На сотом ударе прозвучал треск. Дерево оказалось слабее воли девушки.
Внутри у Мисаки словно открылся новый источник силы. Она как обезумевшая продолжала бить лбом гроб, пока не услышала новый треск.
Девушка просто перестала считать после двухсотого удара. Она вошла в чуждый логике самосохранения ритм, в котором бесконечно долбила лбом одну точку.
Треск! С крышки гроба посыпались осколки. Цепной реакцией пошли трещины, сквозь которые проникал зловещий красный свет. Со всей поверхности «потолка», из каждой щели сыпалась рыхлая земля.
— Ах-ха-ха! — во весь голос засмеялась Мисаки.
В открытый рот стекала кровь и падали кусочки земли. Но девушке было всё равно.
С каждой секундой прибывала земля. Почему-то ноги быстрее засыпало, чем туловище и голову.
Не пошевелить ногами. Воздуха становится меньше.
На тело, кажется, давит вся мощь планеты. Постепенно земля сковала ноги, туловище, руки, оставив только голову свободно двигающейся.
«Алекс, это из-за тебя я встряла!» — подумала Мисаки, прежде чем её голову засыпало.

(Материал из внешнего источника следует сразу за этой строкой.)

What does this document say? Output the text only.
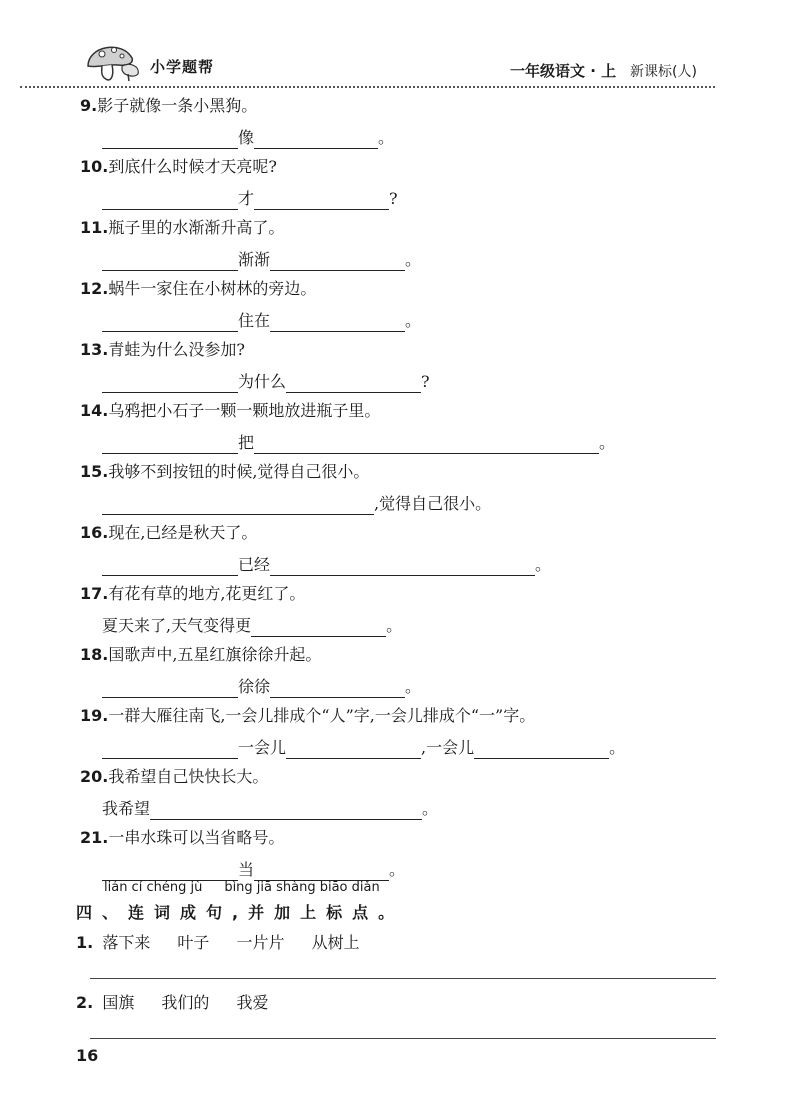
小学题帮	一年级语文 · 上 新课标(人)
9.影子就像一条小黑狗。
像	。
10.到底什么时候才天亮呢?
才	?
11.瓶子里的水渐渐升高了。
渐渐	。
12.蜗牛一家住在小树林的旁边。
住在	。
13.青蛙为什么没参加?
为什么	?
14.乌鸦把小石子一颗一颗地放进瓶子里。
把	。
15.我够不到按钮的时候,觉得自己很小。
,觉得自己很小。
16.现在,已经是秋天了。
已经	。
17.有花有草的地方,花更红了。
夏天来了,天气变得更	。
18.国歌声中,五星红旗徐徐升起。
徐徐	。
19.一群大雁往南飞,一会儿排成个“人”字,一会儿排成个“一”字。
一会儿	,一会儿	。
20.我希望自己快快长大。
我希望	。
21.一串水珠可以当省略号。
当	。
lián cí chéng jù bìng jiā shàng biāo diǎn
四、连词成句,并加上标点。
1. 落下来 叶子 一片片 从树上
2. 国旗 我们的 我爱
16
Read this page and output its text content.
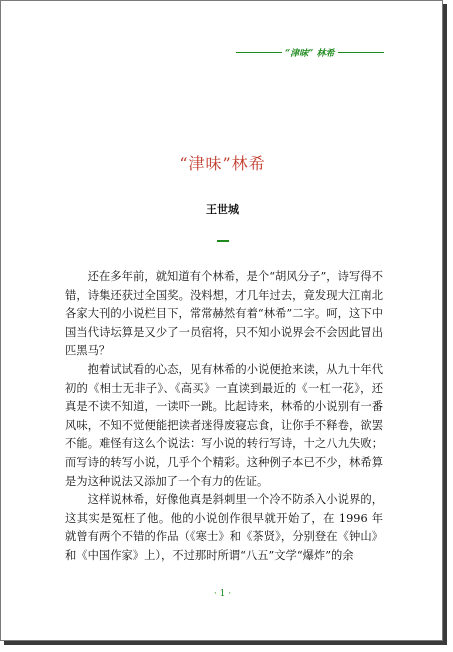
“津味” 林希
“津味”林希
王世城

还在多年前，就知道有个林希，是个“胡风分子”，诗写得不错，诗集还获过全国奖。没料想，才几年过去，竟发现大江南北各家大刊的小说栏目下，常常赫然有着“林希”二字。呵，这下中国当代诗坛算是又少了一员宿将，只不知小说界会不会因此冒出匹黑马？

抱着试试看的心态，见有林希的小说便抢来读，从九十年代初的《相士无非子》、《高买》一直读到最近的《一杠一花》，还真是不读不知道，一读吓一跳。比起诗来，林希的小说别有一番风味，不知不觉便能把读者迷得废寝忘食，让你手不释卷，欲罢不能。难怪有这么个说法：写小说的转行写诗，十之八九失败；而写诗的转写小说，几乎个个精彩。这种例子本已不少，林希算是为这种说法又添加了一个有力的佐证。

这样说林希，好像他真是斜刺里一个冷不防杀入小说界的，这其实是冤枉了他。他的小说创作很早就开始了，在 1996 年就曾有两个不错的作品（《寒士》和《茶贤》，分别登在《钟山》和《中国作家》上），不过那时所谓“八五”文学“爆炸”的余

· 1 ·
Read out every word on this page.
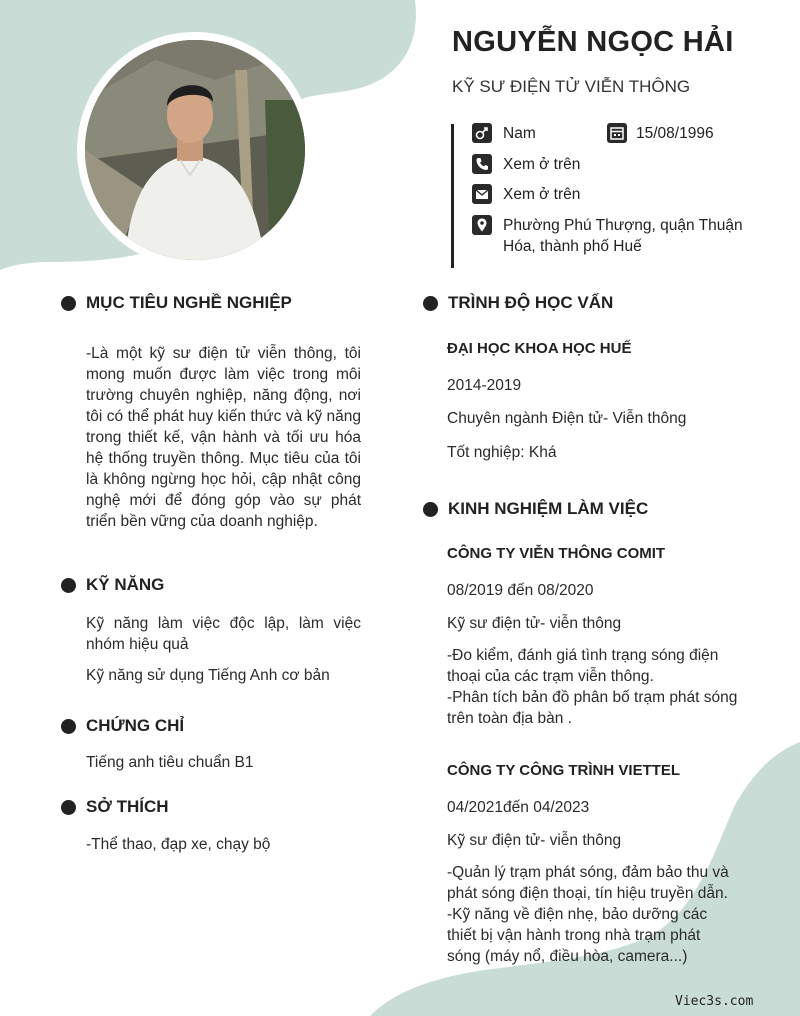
NGUYỄN NGỌC HẢI
KỸ SƯ ĐIỆN TỬ VIỄN THÔNG
Nam	15/08/1996
Xem ở trên
Xem ở trên
Phường Phú Thượng, quận Thuận
Hóa, thành phố Huế
MỤC TIÊU NGHỀ NGHIỆP
-Là một kỹ sư điện tử viễn thông, tôi mong muốn được làm việc trong môi trường chuyên nghiệp, năng động, nơi tôi có thể phát huy kiến thức và kỹ năng trong thiết kế, vận hành và tối ưu hóa hệ thống truyền thông. Mục tiêu của tôi là không ngừng học hỏi, cập nhật công nghệ mới để đóng góp vào sự phát triển bền vững của doanh nghiệp.
KỸ NĂNG
Kỹ năng làm việc độc lập, làm việc nhóm hiệu quả
Kỹ năng sử dụng Tiếng Anh cơ bản
CHỨNG CHỈ
Tiếng anh tiêu chuẩn B1
SỞ THÍCH
-Thể thao, đạp xe, chạy bộ
TRÌNH ĐỘ HỌC VẤN
ĐẠI HỌC KHOA HỌC HUẾ
2014-2019
Chuyên ngành Điện tử- Viễn thông
Tốt nghiệp: Khá
KINH NGHIỆM LÀM VIỆC
CÔNG TY VIỄN THÔNG COMIT
08/2019 đến 08/2020
Kỹ sư điện tử- viễn thông
-Đo kiểm, đánh giá tình trạng sóng điện thoại của các trạm viễn thông.
-Phân tích bản đồ phân bố trạm phát sóng trên toàn địa bàn .
CÔNG TY CÔNG TRÌNH VIETTEL
04/2021đến 04/2023
Kỹ sư điện tử- viễn thông
-Quản lý trạm phát sóng, đảm bảo thu và phát sóng điện thoại, tín hiệu truyền dẫn.
-Kỹ năng về điện nhẹ, bảo dưỡng các thiết bị vận hành trong nhà trạm phát sóng (máy nổ, điều hòa, camera...)
Viec3s.com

Тело было погребено полностью.
Но девушка продолжала дышать, как будто не существовало никаких преград. Она попыталась закричать, но комья земли тут же перекрыли воздух. У неё не было рта, но она хотела орать.
На выпученные глаза давила смесь из крови и земли. Не пошевелиться. Совсем.
Девушка перестала дрыгаться.
«Вот и всё. Я хотя бы пыталась», — подумала Мисаки.
Вниз потянуло.
Свободное падение продлилось недолго. В спину что-то ударило, а ноги продолжали лететь ниже и с запозданием стукнулись о каменную поверхность. Глаза застилала плотная корка из крови и земли, но тело больше ничего не сковывало.
«Странно. Не очень больно», — подумала Мисаки, приподнимаясь на локте.
Над собой девушка не ощутила потолка. Она взмахнула свободной рукой — ничего. Только под ней что-то каменно-шершавое. Девушка попыталась смахнуть с лица корку, и не получилось. Взявшись двумя руками, она оторвала от себя монолитный кусок земли.
В глаза ударил пляшущий свет. Девушка взглянула на оторванный кусок земли. Зрение адаптировалось к сумраку, и она сфокусировалась на впадинах в застывшей земляной маске. Каждый изгиб внутри повторял контуры её лица. Там осталась полностью кожа, с веками. Кровь капала внутрь земляной маски, понемногу заполняя те места, где были нос и глаза.
Мисаки закричала. Отбросила маску, полную крови, и прикоснулась к мясу вместо лица. Она отдёрнула руки и уставилась на полутёмное пространство вокруг. Пульсирующие куски мяса, дёргающиеся во мраке оторванные конечности, изогнутые в неестественных позах, бессистемно развешанные на колоннах, шевелились, словно живые. И лица.
Много лиц. Очень много лиц, которые внимательно смотрели на девушку пустыми глазницами. Азиаты, чернокожие, белые. Особенно много чисто австралийских немцев из Ноес Берлина. Чуть меньше было только азиатов. Взрослые, дети, старики.
«Киото», — подумала девушка.
Круглое помещение по окружности обрамляли чёрные гранитные колонны. На каждой колонне висел факел, сделанный из руки, на ладони которой ярко горело пламя.
Мисаки дрожала. Она уцепилась за каменный алтарь под собой, вгрызаясь ногтями.
Тысяча рук продиралась сквозь гранит колон навстречу Мисаки. Прямо перед девушкой ожила груда мяса, вырастая, перемешиваясь, преображаясь во что-то мерзкое, отвратительное.